Unfortunately, the retail sector has an opposite story to tell: Traditional retailers are not only not growing or hiring, many -- including Macy's, Sears, Gymboree, Lord & Taylor, Foot Locker, Gap, Starbucks, Subways, GNC and at least another dozen -- have announced plans to close more than 2,500 stores over the next year. Worse, Toys R Us (735 stores), Teavana (365) and Bon-Ton (256), among others, are shutting down completely.
I've never been a big shopper but the death of traditional retail -- what some are calling "the retailpocalypse" is bad news for marketers for the following reasons:
- Laid-off workers may cut back purchases, ignore marketing messages: There are employees at 3,868 stores who will lose their jobs and benefits and will need new jobs. Even if no other store closes -- and after I originally wrote this, Brookstone announced it would close 100 mall store -- retailers have been cutting jobs even while maintaining the same number of stores. According to the Wall St. Journal, Macy's has shed 52,000 jobs since 2008; and according to the National Retail Federation, the sector employed 29 million people in 2012, but that number was down to 15,836,200 as of May 2017 -- almost a 50% decline in just five years. With reports that businesses are having trouble finding good employees, there may be good news for laid off retail staff. But those open positions may not be nearby and almost certainly will require convincing recruiters that non-traditional employees (since former retail employees may not have the necessary experience or skill sets) should not get screened out. Making a career transition is difficult, and we know that some may be unwilling or unable to secure full-time work in another sector. The implications for marketers: when people are out of work, they may not be receptive to marketing, promotions, etc.

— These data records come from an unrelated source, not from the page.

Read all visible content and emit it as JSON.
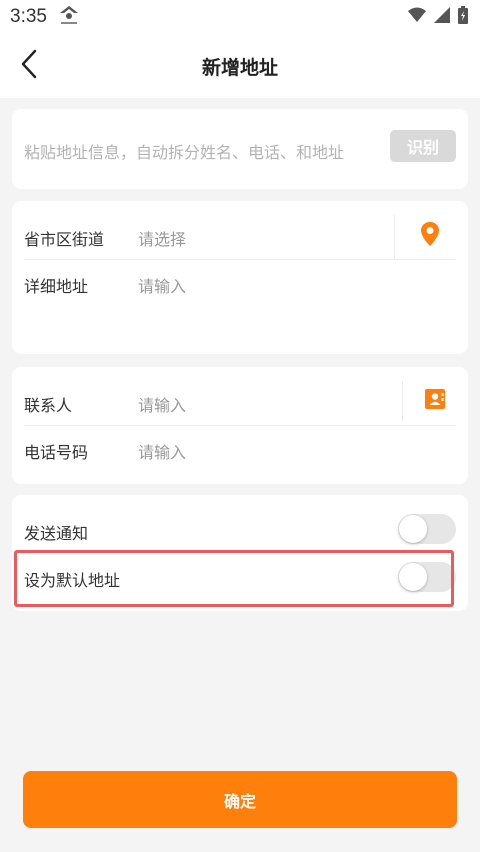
{
  "status_bar": {
    "time": "3:35",
    "icons": [
      "app-logo-icon",
      "wifi-icon",
      "signal-icon",
      "battery-icon"
    ]
  },
  "header": {
    "title": "新增地址"
  },
  "paste_card": {
    "placeholder": "粘贴地址信息，自动拆分姓名、电话、和地址",
    "identify_label": "识别"
  },
  "address_card": {
    "region_label": "省市区街道",
    "region_placeholder": "请选择",
    "detail_label": "详细地址",
    "detail_placeholder": "请输入"
  },
  "contact_card": {
    "name_label": "联系人",
    "name_placeholder": "请输入",
    "phone_label": "电话号码",
    "phone_placeholder": "请输入"
  },
  "settings_card": {
    "notify_label": "发送通知",
    "notify_on": false,
    "default_label": "设为默认地址",
    "default_on": false
  },
  "footer": {
    "confirm_label": "确定"
  },
  "colors": {
    "accent": "#fe7f0c",
    "highlight": "#e95b5d",
    "placeholder": "#999999"
  }
}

- Store closings affects malls, local communities: By April 2018, announced store closings projected the loss of 77 million square feet of real U.S. real estate, on pace to surpass last year's record of 105 million square feet, the previously highest loss reported since 2008. These closings have affected prime locations like New York's SoHo neighborhood, malls and small towns. The problem for marketers: is the potential impact on communities and social patterns. According to a Time article, "The Death and Life of the Shopping Mall," from 2017, "The shopping mall has been where a hug swath of middle-class America went for far more than shopping. It was the home of first jobs and blind dates, the place for family photos and ear piercing, where goths and grandmothers could somehow walk through the same doors and find something they all liked." So when malls lose retail tenants, people stop hanging out. According to Bloomberg Businessweek, the shift to e-commerce "has devastated" Britain's main streets or central shopping districts. The result: marketers may lose another touchpoint with consumers such as branded in-store merchandising and displays.
- Loss of local retailers hits local media: Retailers, once an important source for local advertising, have cut back on advertising. Local newspapers have seen a decline in advertising that may be attributable to the drop in retailers' ads, and we continue to see local papers fire staffs and shrink the size of their papers. The problem for marketers: If newspapers -- both print and online -- shut down, marketers will lose important vehicles to reach consumers, whether with paid communications (such as circulars, coupons, and ads) or earned (such as mentions, articles, etc. via PR).
Unfortunately, we're seeing a potential downward spiral. As more people get laid off from retail jobs, they may spend less so that more stores close. As more stores close, those businesses that support retail -- including, for example, toy makers who used to sell exclusively through Toys R Us -- may also close. Too many shuttered locations sends a negative message to other potential companies, disrupting the local economy as residents either order online or must drive further and further to buy the things they used to be able to find in town. And local media continues to fade away.
Traditional retailers need to know how to compete to offer what customers want, which includes selection, low cost, ease of returns. It takes more than Wal-Mart dropping "Stores" from its official name to show it's an e-commerce player. In the U.K., which has the highest rate of online purchasing according to Bloomberg Businessweek, there have been calls from people like the Chancellor of the Exchequer to "find a better way of taxing the digital economy."
It's important to note that Amazonification -- the dominance by Amazon, which is an often-cited reason for traditional retail's woes -- may not be inevitable. According to the Wall St. Journal's Christopher Mims "Even Amazon, a Colossus, Has Its Limits," part of where Amazon is most successful is in driving down prices of commodity items, not in developing premium devices like an iPhone (its success with Alexa notwithstanding).
The bottom line: whether or not marketers operate in the retail sector, they need to be aware of the challenges facing retail. Marketers must look to make suggestions how their clients (whether they work in house or for an outside agency) can function during this period of disruption because some of the issues may also impact other sectors.